Wasm/ESM integration and additional start/main functions
When starting up a Wasm module or application, it's often not enough to call the Wasm start function. Often, there's some kind of external code driving it, maybe generated by the toolchain or otherwise present in the host environment.
One idea from https://github.com/WebAssembly/design/issues/1160 to reduce the need for this sort of "driver" code was to make Wasm/ESM integration call a secondary "_start" function, after the exports are initialized, to permit the driver module to have the Wasm exports before functions that it exports to Wasm are run. However, there are some cases which don't quite meet this model:
- Before calling the WASI
_startfunction, the exported memory could be passed into WASI https://github.com/nodejs/node/pull/27850/files#diff-ab9c666b48467c7030bd93aac6d06eb2R184 - For command-style programs, we may want to have a difference between running a command and using it https://github.com/WebAssembly/esm-integration/issues/30
I suspect, if we examine more systems, we'll find more kinds of mismatches or subtle cases where more behavior is needed.
The goal for this issue is to compile patterns from various Wasm toolchains and environments, and see what would make sense to standardize. This standard initialization behavior could be used both in JS and outside of JS environments, in common between the two.
I'd like to see if we can coalesce on the design of a new custom section to declaratively specify this initialization behavior. I think it will make sense to do on top of the basic Wasm module semantics, with the start function being invoked atomically with module initialization before exports are made available, as explained by @rossberg.

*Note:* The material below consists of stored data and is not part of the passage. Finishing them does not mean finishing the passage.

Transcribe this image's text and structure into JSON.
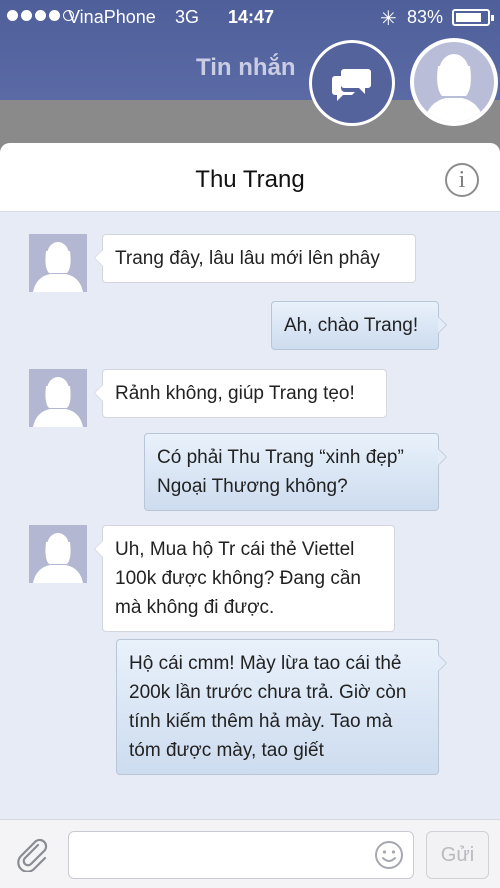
{
  "status_bar": {
    "carrier": "VinaPhone",
    "network": "3G",
    "time": "14:47",
    "battery": "83%",
    "battery_level": 0.83,
    "signal_bars": 4,
    "signal_total": 5
  },
  "nav": {
    "title": "Tin nhắn",
    "chat_icon": "chat-bubbles-icon",
    "avatar_icon": "user-silhouette-icon"
  },
  "chat": {
    "contact_name": "Thu Trang",
    "info_label": "i",
    "messages": [
      {
        "direction": "in",
        "lines": [
          "Trang đây, lâu lâu mới lên phây"
        ]
      },
      {
        "direction": "out",
        "lines": [
          "Ah, chào Trang!"
        ]
      },
      {
        "direction": "in",
        "lines": [
          "Rảnh không, giúp Trang tẹo!"
        ]
      },
      {
        "direction": "out",
        "lines": [
          "Có phải Thu Trang “xinh đẹp”",
          "Ngoại Thương không?"
        ]
      },
      {
        "direction": "in",
        "lines": [
          "Uh, Mua hộ Tr cái thẻ Viettel",
          "100k được không? Đang cần",
          "mà không đi được."
        ]
      },
      {
        "direction": "out",
        "lines": [
          "Hộ cái cmm! Mày lừa tao cái thẻ",
          "200k lần trước chưa trả. Giờ còn",
          "tính kiếm thêm hả mày. Tao mà",
          "tóm được mày, tao giết"
        ]
      }
    ]
  },
  "composer": {
    "input_value": "",
    "attach_icon": "paperclip-icon",
    "emoji_icon": "smiley-icon",
    "send_label": "Gửi"
  },
  "colors": {
    "header_bg": "#5b6aa5",
    "chat_bg": "#e7ebf5",
    "incoming_bubble": "#ffffff",
    "outgoing_bubble": "#d6e3f4"
  }
}
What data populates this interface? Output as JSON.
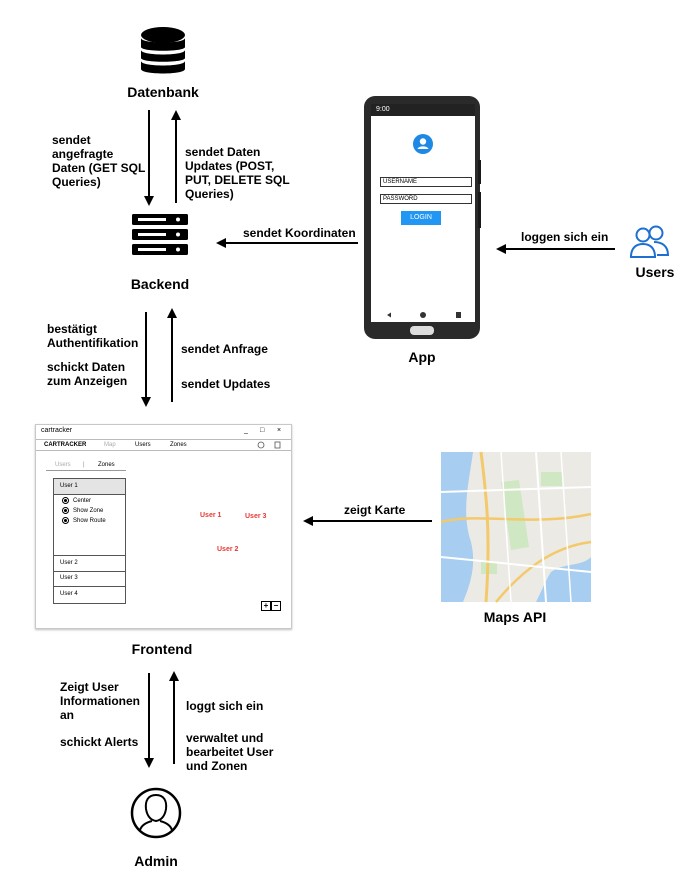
{
  "nodes": {
    "datenbank": "Datenbank",
    "backend": "Backend",
    "app": "App",
    "users": "Users",
    "frontend": "Frontend",
    "maps_api": "Maps API",
    "admin": "Admin"
  },
  "edges": {
    "db_to_backend": [
      "sendet",
      "angefragte",
      "Daten (GET SQL",
      "Queries)"
    ],
    "backend_to_db": [
      "sendet Daten",
      "Updates (POST,",
      "PUT, DELETE SQL",
      "Queries)"
    ],
    "app_to_backend": "sendet Koordinaten",
    "users_to_app": "loggen sich ein",
    "backend_to_frontend_1": [
      "bestätigt",
      "Authentifikation"
    ],
    "backend_to_frontend_2": [
      "schickt Daten",
      "zum Anzeigen"
    ],
    "frontend_to_backend_1": "sendet Anfrage",
    "frontend_to_backend_2": "sendet Updates",
    "maps_to_frontend": "zeigt Karte",
    "frontend_to_admin_1": [
      "Zeigt User",
      "Informationen",
      "an"
    ],
    "frontend_to_admin_2": "schickt Alerts",
    "admin_to_frontend_1": "loggt sich ein",
    "admin_to_frontend_2": [
      "verwaltet und",
      "bearbeitet User",
      "und Zonen"
    ]
  },
  "phone": {
    "time": "9:00",
    "username_placeholder": "USERNAME",
    "password_placeholder": "PASSWORD",
    "login_button": "LOGIN"
  },
  "frontend_window": {
    "title": "cartracker",
    "controls": [
      "_",
      "□",
      "×"
    ],
    "menu": [
      "CARTRACKER",
      "Map",
      "Users",
      "Zones"
    ],
    "tabs": [
      "Users",
      "|",
      "Zones"
    ],
    "users": [
      "User 1",
      "User 2",
      "User 3",
      "User 4"
    ],
    "user1_options": [
      "Center",
      "Show Zone",
      "Show Route"
    ],
    "map_markers": [
      "User 1",
      "User 3",
      "User 2"
    ],
    "zoom": [
      "+",
      "−"
    ]
  },
  "icons": [
    "database-icon",
    "server-icon",
    "users-icon",
    "admin-icon",
    "user-avatar-icon",
    "map-pin-icon"
  ],
  "colors": {
    "accent": "#2196f3",
    "icon_blue": "#1e6fd1",
    "marker": "#e53935"
  }
}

I think the MVP Wasm/ESM integration semantics make sense as is, and any further behavior will be a v2 that layers on top. If you disagree, I'd love to understand better why in this thread, so we can make it clear to potential implementers of Wasm/ESM integration whether this is stable.
cc @lukewagner @guybedford @xtuc
I find the ESM integration somewhere in the territory of unusable because it isn't possible for a function called from wasm to get access to that wasm's memory (and it isn't possible to use stack trace inspection or anything like that to synchronously import the calling module and grab its memory export).
IIRC the webidl proposal suggests allowing slices of memory to be passed around as first class values, and that would solve this problem, but at the moment there's not really anything a user of the ESM integration can do.
Edit: fwiw, this is my only issue with the integration, everything else about it is :+1: from my perspective.
Forgive my naivety. But why can the memory not pass as anyref? Then no injection of shared memory from the host is needed.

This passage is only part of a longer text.